There’s a lot of whimsy in Women in Clothes—an artist’s rendering of various stains as they appear on women’s clothing, Lena Dunham’s description of her mother’s sartorial vibe as “bejeweled ventriloquist dummy,” a photo series cataloging each pair of black underwear a woman owns—but its main revelation is how serious women are about what they wear. They’ve so thoroughly infused their wardrobes with their hopes, dreams, and aspirations that the anthology could just as easily be titled Women as Clothes. “Because I resist the ephemerality of clothing, I make grandiose demands of it: a garment must touch on all that I have ever been and will be,” writes Ida Hattemer-Higgins in an essay about how a secondhand store in Athens helped her get over a breakup. “The irony is that, for all my grasping at eternity, in the end, I almost never wear any item for more than a few months.”
Out of context, such grandiose pronouncements seem over the top, but they’re right at home in a book about fashion and the female self. While J.Crew and GQ can still get away with acting as though it’s utterly modern for men to care about style, women have long been culturally saddled with the knowledge that they are how they look, and that therefore they are what they wear. The pursuit of stylishness is not something they opt into, but rather something they must opt out of at great social cost. Hattemer-Higgins tells herself she is resisting the ephemerality of clothing—and with it the dictates of the fashion industry—by carefully selecting each piece she wears from a pile of thrifted cast-offs.
But to scour the racks, secondhand or otherwise, for the makings of self-expression is only to double down on the importance of fashion. The truly transgressive choice—to dress purely for utility—never seems to cross the minds of the women featured in the book. I don’t blame them. Utility isn’t much fun. If you can’t control the fact that you’re going to be judged on your appearance, why not derive what pleasure you can from conveying to observers how you wish to be judged?
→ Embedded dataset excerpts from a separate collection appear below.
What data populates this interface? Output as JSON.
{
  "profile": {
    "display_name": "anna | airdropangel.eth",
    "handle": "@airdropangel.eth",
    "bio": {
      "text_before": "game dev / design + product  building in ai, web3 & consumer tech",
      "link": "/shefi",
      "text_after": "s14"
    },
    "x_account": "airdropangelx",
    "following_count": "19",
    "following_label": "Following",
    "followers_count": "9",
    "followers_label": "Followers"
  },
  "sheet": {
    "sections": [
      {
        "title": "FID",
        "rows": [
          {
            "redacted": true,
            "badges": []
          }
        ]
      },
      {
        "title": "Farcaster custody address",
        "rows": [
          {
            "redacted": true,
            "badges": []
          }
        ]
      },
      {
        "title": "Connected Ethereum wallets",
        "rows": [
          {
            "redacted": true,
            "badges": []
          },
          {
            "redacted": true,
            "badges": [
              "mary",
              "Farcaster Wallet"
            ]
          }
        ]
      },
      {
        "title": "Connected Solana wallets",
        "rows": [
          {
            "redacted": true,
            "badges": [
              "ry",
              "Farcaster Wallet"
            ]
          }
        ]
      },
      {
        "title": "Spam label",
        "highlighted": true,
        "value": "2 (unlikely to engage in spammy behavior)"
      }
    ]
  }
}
The inadequacy of clothes—their inability to express the depth and complexity of female experiences—probably explains both why women invest their wardrobes with so much significance and why their clothes so often fail to satisfy them.
It can be hard to tell why women are overburdening their wardrobes with mystic powers of signification: Is it in spite of the fashion industry or because of it? If you were to ask Streep’s Wintour-like character, she would say the answer hardly matters. Whether you are an avid follower of fashion or studiously ignorant of what appears on the runways, you’re still affected by the prevailing style that’s set, in part, by clothing companies. Even secondhand shoppers are not immune; even the disenchanted can’t leave their houses naked.